Later in the season, the Los Angeles Rams employed the same concept against the Houston Texans. The Rams run it out of a 3-by-1 stack with the trips stack bunch to the right.
Instead of a rub route, the inside receiver runs straight up the seam and occupies the safety and corner (who backs off when he sees the jet).
Rams quarterback Jared Goff tosses the pass to receiver Robert Woods on the swing for the touchdown in the open field.
In their season finale, the Detroit Lions also ran a version of it against the Green Bay Packers out of a pistol formation in 12 personnel (one back, two tight ends, two receivers).
Lions quarterback Matthew Stafford motions wide receiver Golden Tate on the orbit motion, while inside receiver runs a slant/rub route against the man coverage, freeing up Tate on the swing back out.
And finally, the 49ers ran their own version of the play against the Rams in the first quarter that would give them the early 10-0 lead, when wide receiver Marquise Goodwin caught the swing pass and sprinted to the end zone alone.

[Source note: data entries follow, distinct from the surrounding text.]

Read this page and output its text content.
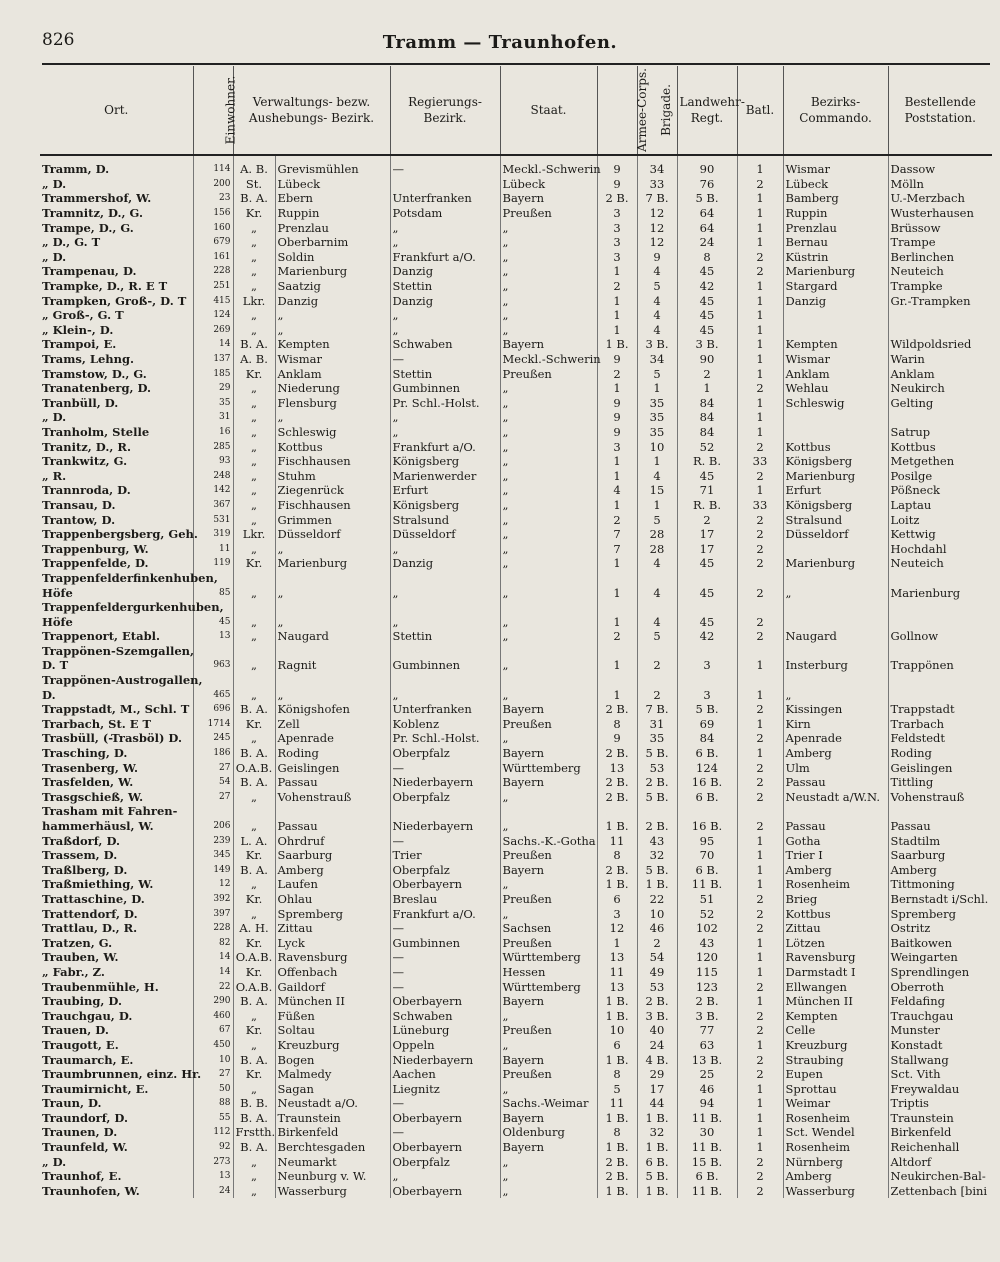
826	Tramm — Traunhofen.
Ort.	Einwohner.	Verwaltungs- bezw. Aushebungs- Bezirk.		Regierungs- Bezirk.	Staat.	Armee-Corps.	Brigade.	Landwehr- Regt.	Batl.	Bezirks- Commando.	Bestellende Poststation.
Tramm, D.	114	A. B.	Grevismühlen	—	Meckl.-Schwerin	9	34	90	1	Wismar	Dassow
„ D.	200	St.	Lübeck		Lübeck	9	33	76	2	Lübeck	Mölln
Trammershof, W.	23	B. A.	Ebern	Unterfranken	Bayern	2 B.	7 B.	5 B.	1	Bamberg	U.-Merzbach
Tramnitz, D., G.	156	Kr.	Ruppin	Potsdam	Preußen	3	12	64	1	Ruppin	Wusterhausen
Trampe, D., G.	160	„	Prenzlau	„	„	3	12	64	1	Prenzlau	Brüssow
„ D., G. T	679	„	Oberbarnim	„	„	3	12	24	1	Bernau	Trampe
„ D.	161	„	Soldin	Frankfurt a/O.	„	3	9	8	2	Küstrin	Berlinchen
Trampenau, D.	228	„	Marienburg	Danzig	„	1	4	45	2	Marienburg	Neuteich
Trampke, D., R. E T	251	„	Saatzig	Stettin	„	2	5	42	1	Stargard	Trampke
Trampken, Groß-, D. T	415	Lkr.	Danzig	Danzig	„	1	4	45	1	Danzig	Gr.-Trampken
„ Groß-, G. T	124	„	„	„	„	1	4	45	1		
„ Klein-, D.	269	„	„	„	„	1	4	45	1		
Trampoi, E.	14	B. A.	Kempten	Schwaben	Bayern	1 B.	3 B.	3 B.	1	Kempten	Wildpoldsried
Trams, Lehng.	137	A. B.	Wismar	—	Meckl.-Schwerin	9	34	90	1	Wismar	Warin
Tramstow, D., G.	185	Kr.	Anklam	Stettin	Preußen	2	5	2	1	Anklam	Anklam
Tranatenberg, D.	29	„	Niederung	Gumbinnen	„	1	1	1	2	Wehlau	Neukirch
Tranbüll, D.	35	„	Flensburg	Pr. Schl.-Holst.	„	9	35	84	1	Schleswig	Gelting
„ D.	31	„	„	„	„	9	35	84	1		
Tranholm, Stelle	16	„	Schleswig	„	„	9	35	84	1		Satrup
Tranitz, D., R.	285	„	Kottbus	Frankfurt a/O.	„	3	10	52	2	Kottbus	Kottbus
Trankwitz, G.	93	„	Fischhausen	Königsberg	„	1	1	R. B.	33	Königsberg	Metgethen
„ R.	248	„	Stuhm	Marienwerder	„	1	4	45	2	Marienburg	Posilge
Trannroda, D.	142	„	Ziegenrück	Erfurt	„	4	15	71	1	Erfurt	Pößneck
Transau, D.	367	„	Fischhausen	Königsberg	„	1	1	R. B.	33	Königsberg	Laptau
Trantow, D.	531	„	Grimmen	Stralsund	„	2	5	2	2	Stralsund	Loitz
Trappenbergsberg, Geh.	319	Lkr.	Düsseldorf	Düsseldorf	„	7	28	17	2	Düsseldorf	Kettwig
Trappenburg, W.	11	„	„	„	„	7	28	17	2		Hochdahl
Trappenfelde, D.	119	Kr.	Marienburg	Danzig	„	1	4	45	2	Marienburg	Neuteich
Trappenfelderfinkenhuben,											
Höfe	85	„	„	„	„	1	4	45	2	„	Marienburg
Trappenfeldergurkenhuben,											
Höfe	45	„	„	„	„	1	4	45	2		
Trappenort, Etabl.	13	„	Naugard	Stettin	„	2	5	42	2	Naugard	Gollnow
Trappönen-Szemgallen,											
D. T	963	„	Ragnit	Gumbinnen	„	1	2	3	1	Insterburg	Trappönen
Trappönen-Austrogallen,											
D.	465	„	„	„	„	1	2	3	1	„	
Trappstadt, M., Schl. T	696	B. A.	Königshofen	Unterfranken	Bayern	2 B.	7 B.	5 B.	2	Kissingen	Trappstadt
Trarbach, St. E T	1714	Kr.	Zell	Koblenz	Preußen	8	31	69	1	Kirn	Trarbach
Trasbüll, (-Trasböl) D.	245	„	Apenrade	Pr. Schl.-Holst.	„	9	35	84	2	Apenrade	Feldstedt
Trasching, D.	186	B. A.	Roding	Oberpfalz	Bayern	2 B.	5 B.	6 B.	1	Amberg	Roding
Trasenberg, W.	27	O.A.B.	Geislingen	—	Württemberg	13	53	124	2	Ulm	Geislingen
Trasfelden, W.	54	B. A.	Passau	Niederbayern	Bayern	2 B.	2 B.	16 B.	2	Passau	Tittling
Trasgschieß, W.	27	„	Vohenstrauß	Oberpfalz	„	2 B.	5 B.	6 B.	2	Neustadt a/W.N.	Vohenstrauß
Trasham mit Fahren-											
hammerhäusl, W.	206	„	Passau	Niederbayern	„	1 B.	2 B.	16 B.	2	Passau	Passau
Traßdorf, D.	239	L. A.	Ohrdruf	—	Sachs.-K.-Gotha	11	43	95	1	Gotha	Stadtilm
Trassem, D.	345	Kr.	Saarburg	Trier	Preußen	8	32	70	1	Trier I	Saarburg
Traßlberg, D.	149	B. A.	Amberg	Oberpfalz	Bayern	2 B.	5 B.	6 B.	1	Amberg	Amberg
Traßmiething, W.	12	„	Laufen	Oberbayern	„	1 B.	1 B.	11 B.	1	Rosenheim	Tittmoning
Trattaschine, D.	392	Kr.	Ohlau	Breslau	Preußen	6	22	51	2	Brieg	Bernstadt i/Schl.
Trattendorf, D.	397	„	Spremberg	Frankfurt a/O.	„	3	10	52	2	Kottbus	Spremberg
Trattlau, D., R.	228	A. H.	Zittau	—	Sachsen	12	46	102	2	Zittau	Ostritz
Tratzen, G.	82	Kr.	Lyck	Gumbinnen	Preußen	1	2	43	1	Lötzen	Baitkowen
Trauben, W.	14	O.A.B.	Ravensburg	—	Württemberg	13	54	120	1	Ravensburg	Weingarten
„ Fabr., Z.	14	Kr.	Offenbach	—	Hessen	11	49	115	1	Darmstadt I	Sprendlingen
Traubenmühle, H.	22	O.A.B.	Gaildorf	—	Württemberg	13	53	123	2	Ellwangen	Oberroth
Traubing, D.	290	B. A.	München II	Oberbayern	Bayern	1 B.	2 B.	2 B.	1	München II	Feldafing
Trauchgau, D.	460	„	Füßen	Schwaben	„	1 B.	3 B.	3 B.	2	Kempten	Trauchgau
Trauen, D.	67	Kr.	Soltau	Lüneburg	Preußen	10	40	77	2	Celle	Munster
Traugott, E.	450	„	Kreuzburg	Oppeln	„	6	24	63	1	Kreuzburg	Konstadt
Traumarch, E.	10	B. A.	Bogen	Niederbayern	Bayern	1 B.	4 B.	13 B.	2	Straubing	Stallwang
Traumbrunnen, einz. Hr.	27	Kr.	Malmedy	Aachen	Preußen	8	29	25	2	Eupen	Sct. Vith
Traumirnicht, E.	50	„	Sagan	Liegnitz	„	5	17	46	1	Sprottau	Freywaldau
Traun, D.	88	B. B.	Neustadt a/O.	—	Sachs.-Weimar	11	44	94	1	Weimar	Triptis
Traundorf, D.	55	B. A.	Traunstein	Oberbayern	Bayern	1 B.	1 B.	11 B.	1	Rosenheim	Traunstein
Traunen, D.	112	Frstth.	Birkenfeld	—	Oldenburg	8	32	30	1	Sct. Wendel	Birkenfeld
Traunfeld, W.	92	B. A.	Berchtesgaden	Oberbayern	Bayern	1 B.	1 B.	11 B.	1	Rosenheim	Reichenhall
„ D.	273	„	Neumarkt	Oberpfalz	„	2 B.	6 B.	15 B.	2	Nürnberg	Altdorf
Traunhof, E.	13	„	Neunburg v. W.	„	„	2 B.	5 B.	6 B.	2	Amberg	Neukirchen-Bal-
Traunhofen, W.	24	„	Wasserburg	Oberbayern	„	1 B.	1 B.	11 B.	2	Wasserburg	Zettenbach [bini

The 49ers line up in 12 personnel with an unbalanced line to the left and a two-receiver stack slot bunch to the right with Louis Murphy and Goodwin.
The Rams are showing a Cover 3 defense that turns into Cover 1 at the snap.
Goodwin runs the orbit swing, while Garoppolo holds the defense in place before tossing it out to Goodwin for the touchdown.
Next: Will Carlos Hyde stay or go?
We’re only just seeing head coach Kyle Shanahan scratch the surface of his playbook, and additions like this show that he is willing to adapt and accommodate his playbook to his roster talent, enabling him to use his player’s strengths.